Each node in the cluster must be running in the same time zone, so go to Internationalisation Options to set the time zone, remembering also to change passwords when you do in the Change User Password section. After specifying these settings, you should restart the computers so that the changes will take effect on each host.

Setting Up a Network

Now it is time to create a stable network environment. One possible approach is to assign permanent IP addresses and then resolve the names via /etc/hosts. A number of different router models let the user assign a static IP address to a particular MAC address. Additionally, some models let the user resolve names by means of DNS.

The test model did not have a DNS function. As a result, the only way to proceed was to assign a static IP address to each MAC address and then resolve the name using the local file /etc/hosts.

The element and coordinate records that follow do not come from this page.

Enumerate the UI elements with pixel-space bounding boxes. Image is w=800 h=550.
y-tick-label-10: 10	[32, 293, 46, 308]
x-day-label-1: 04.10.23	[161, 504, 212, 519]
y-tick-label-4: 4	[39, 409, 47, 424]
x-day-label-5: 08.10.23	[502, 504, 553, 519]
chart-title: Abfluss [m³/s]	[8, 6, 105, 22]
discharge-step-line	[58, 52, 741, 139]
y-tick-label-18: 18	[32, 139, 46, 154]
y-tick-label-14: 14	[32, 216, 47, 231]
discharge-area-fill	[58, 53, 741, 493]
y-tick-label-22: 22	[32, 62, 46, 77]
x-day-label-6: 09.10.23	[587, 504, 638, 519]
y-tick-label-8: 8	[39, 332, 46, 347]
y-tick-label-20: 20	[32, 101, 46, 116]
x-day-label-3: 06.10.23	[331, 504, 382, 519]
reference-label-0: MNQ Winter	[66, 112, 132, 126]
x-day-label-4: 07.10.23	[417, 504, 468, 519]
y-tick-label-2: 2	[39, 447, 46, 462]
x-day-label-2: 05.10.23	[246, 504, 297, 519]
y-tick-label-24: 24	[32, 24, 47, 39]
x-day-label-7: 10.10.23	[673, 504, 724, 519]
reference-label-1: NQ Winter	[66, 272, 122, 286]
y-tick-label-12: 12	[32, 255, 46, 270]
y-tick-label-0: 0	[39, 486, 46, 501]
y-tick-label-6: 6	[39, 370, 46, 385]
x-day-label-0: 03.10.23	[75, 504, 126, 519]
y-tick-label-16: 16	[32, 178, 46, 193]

This is the only workable method to use with computers that can only be accessed via the Internet. Listing 1 shows an example for a corresponding file that you will need to distribute to all of the computers that participate in the cluster.

Listing 1

/etc/hosts     localhost     lin01   cluster01   cluster02   cluster03
<External IP Address>    cluster04

The client computers that will later use the clustered filesystem need to have the appropriate entries. The cluster04 computer is an exception; it cannot reach the cluster01 to cluster03 machines via the Internet.

Now it should be possible to create a connection to all of the Rasp Pis via SSH. If this doesn't work, the first thing you should do is double-check the network configuration.